Directions

During ANLY 512 we will be studying the theory and practice of data visualization. We will be using R and the packages within R to assemble data and construct many different types of visualizations. We begin by studying some of the theoretical aspects of visualization. To do that we must appreciate the basic steps in the process of making a visualization.

The objective of this assignment is to introduce you to R markdown and to complete and explain basic plots before moving on to more complicated ways to graph data.

The final product of your homework (this file) should include a short summary of each graphic.

Each question is worth 5 points.

To submit this homework you will create the document in Rstudio, using the knitr package (button included in Rstudio) and then submit the document to your Rpubs account. Once uploaded you will submit the link to that document on Canvas. Please make sure that this link is hyperlinked and that I can see the visualization and the code required to create it.

Questions

Find the mpg data in R. This is the dataset that you will use for the first three questions.
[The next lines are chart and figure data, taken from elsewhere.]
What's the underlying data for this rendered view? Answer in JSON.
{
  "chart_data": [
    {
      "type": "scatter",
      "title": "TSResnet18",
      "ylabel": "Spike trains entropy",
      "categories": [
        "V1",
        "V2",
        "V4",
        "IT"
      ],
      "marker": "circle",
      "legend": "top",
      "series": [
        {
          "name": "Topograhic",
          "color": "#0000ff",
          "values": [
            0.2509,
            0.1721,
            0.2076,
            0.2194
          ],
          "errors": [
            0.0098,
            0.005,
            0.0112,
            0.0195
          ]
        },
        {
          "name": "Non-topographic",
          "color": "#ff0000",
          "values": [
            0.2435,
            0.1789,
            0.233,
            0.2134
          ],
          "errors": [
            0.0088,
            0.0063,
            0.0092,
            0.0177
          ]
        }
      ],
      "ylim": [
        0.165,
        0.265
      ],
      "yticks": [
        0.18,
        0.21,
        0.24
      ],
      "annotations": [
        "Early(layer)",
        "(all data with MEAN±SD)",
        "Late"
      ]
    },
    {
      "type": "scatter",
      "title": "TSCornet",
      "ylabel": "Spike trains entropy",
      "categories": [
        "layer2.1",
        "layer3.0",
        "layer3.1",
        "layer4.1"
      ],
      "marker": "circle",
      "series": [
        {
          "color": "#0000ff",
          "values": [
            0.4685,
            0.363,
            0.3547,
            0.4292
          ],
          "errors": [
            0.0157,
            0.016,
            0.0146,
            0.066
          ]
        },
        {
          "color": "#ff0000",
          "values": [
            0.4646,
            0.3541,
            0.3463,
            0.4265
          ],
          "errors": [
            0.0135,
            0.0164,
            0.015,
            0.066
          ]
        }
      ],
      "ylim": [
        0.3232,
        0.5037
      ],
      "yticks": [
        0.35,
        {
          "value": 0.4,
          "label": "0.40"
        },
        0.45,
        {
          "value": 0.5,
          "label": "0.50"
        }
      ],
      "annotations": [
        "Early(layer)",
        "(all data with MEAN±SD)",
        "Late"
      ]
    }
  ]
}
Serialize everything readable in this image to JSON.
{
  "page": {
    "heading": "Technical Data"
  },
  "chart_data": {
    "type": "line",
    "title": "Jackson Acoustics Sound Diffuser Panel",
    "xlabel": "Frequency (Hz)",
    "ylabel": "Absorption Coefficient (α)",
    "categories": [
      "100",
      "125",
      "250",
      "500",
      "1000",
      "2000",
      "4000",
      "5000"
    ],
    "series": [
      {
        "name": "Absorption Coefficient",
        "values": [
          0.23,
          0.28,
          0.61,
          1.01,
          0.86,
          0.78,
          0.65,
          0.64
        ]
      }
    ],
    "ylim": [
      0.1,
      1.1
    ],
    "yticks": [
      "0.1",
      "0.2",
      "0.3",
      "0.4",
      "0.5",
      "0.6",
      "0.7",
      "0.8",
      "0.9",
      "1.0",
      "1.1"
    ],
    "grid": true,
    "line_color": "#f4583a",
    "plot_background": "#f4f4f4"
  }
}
  1. Create a box plot using ggplot showing engine displacement displ for each transmission type trans from the mpg data set. Hint: Can you figure out how to rotate the x-axis categories so they are all readable?
library(ggplot2)

# place the code to import graphics here
ggplot(mpg, aes(x=trans, y=displ)) + 
    geom_boxplot() + xlab("Transmission Types") + ylab("Engine Displacement") +ggtitle("Boxplot Graph for Engine Displacement by Transmisstion Type") + theme(axis.text.x=element_text(angle=30,hjust=1))

The graph shows the distribution of engine displacement if eacg transmission type. There are 10 transmission types in totally including 8 auto transmission types and 2 manual transmission types. From the output, we can learn that Manuel (m5) has outliers, and auto(I6) has the max mean of displacement comparing with any other transmission types. Also auto(I3) has the min mean of displacement comparing with any other transmission types.

  1. Create a histogram or bar graph using ggplot, that shows the frequency of each class type in mpg.
# place the code to import graphics here
ggplot(mpg, aes(x= class)) + geom_bar() + geom_text(stat='count', aes(label=..count..), vjust=-0.25)+
    labs(title = "The frequency of each class type",
         x = "Class",
         y = "Frequency")

The graph shows the frequency of each class type. Within the 7 class types, 2 seater class has the lowest frequency, meanwhile, suv has the highest frequency.

  1. Next show a stacked bar graph using ggplot, that shows the frequency of each cyl type within class. Hint:You might have to use (group) or convert cyl to a factor (as.factor).
# place the code to import graphics here
ggplot(mpg, aes(x = class)) +
    geom_bar(aes(fill = as.factor(cyl)), position = "stack") +
    labs(title = "The frequency of each cyl type within class",
         x = "Class",
         y = "Frequency")

By looking at this stacked bar graph, we can learn that SUV has the most number of cylinders =8, and compact has the most number of cylinders=4.

2seater class is the only one only has cylinder=8.

  1. Draw a scatter plot using ggplot showing the relationship between cty and hwy. Explain the utility or lack of utility of this graphic.
# place the code to import graphics here
ggplot(mpg, aes(x=cty, y=hwy)) +
  geom_point(size=2, shape=4,color="blue") + xlab("City Miles per Gallon") +ylab("Highway Miles per Gallon or Efficiency")+ggtitle("The Positive Relationship Between City Miles per Gallon and Highway Miles per Gallon") + theme(plot.title = element_text(size=12))

The graph shows the two variables are positively related.Therefore, a high flue-efficient car perform well both on highway and in city. Thus, the flue-efficiency performance of vehicle is consistent under different road conditions.

  1. Design a visualization of your choice using ggplot using mpg and write a brief summary about why you chose that visualization.
# place the code to import graphics here
mpg_mean<-aggregate(cty  ~ model, data = mpg,  mean)
mpg_mean<- mpg_mean[with(mpg_mean,order(-cty)),]
mpg_rank <- mpg_mean[1:5,]

ggplot(mpg_rank, aes(x=reorder(model,-cty), y=cty)) +
  geom_bar(stat="identity", width=.4, fill="purple") + 
  labs(title="Fuel Efficiency by Brand (in city)", subtitle="Top 5 Brands")+ 
  theme(axis.text.x = element_text(angle=35, vjust=0.6))+xlab("Brand")+ylab("City Miles per Gallon")

I choose this graph because I am always interested to know which vehicle brand is the most flue efficient. By having this chart, I learned that corolla is the model which consumes the least fuel in city.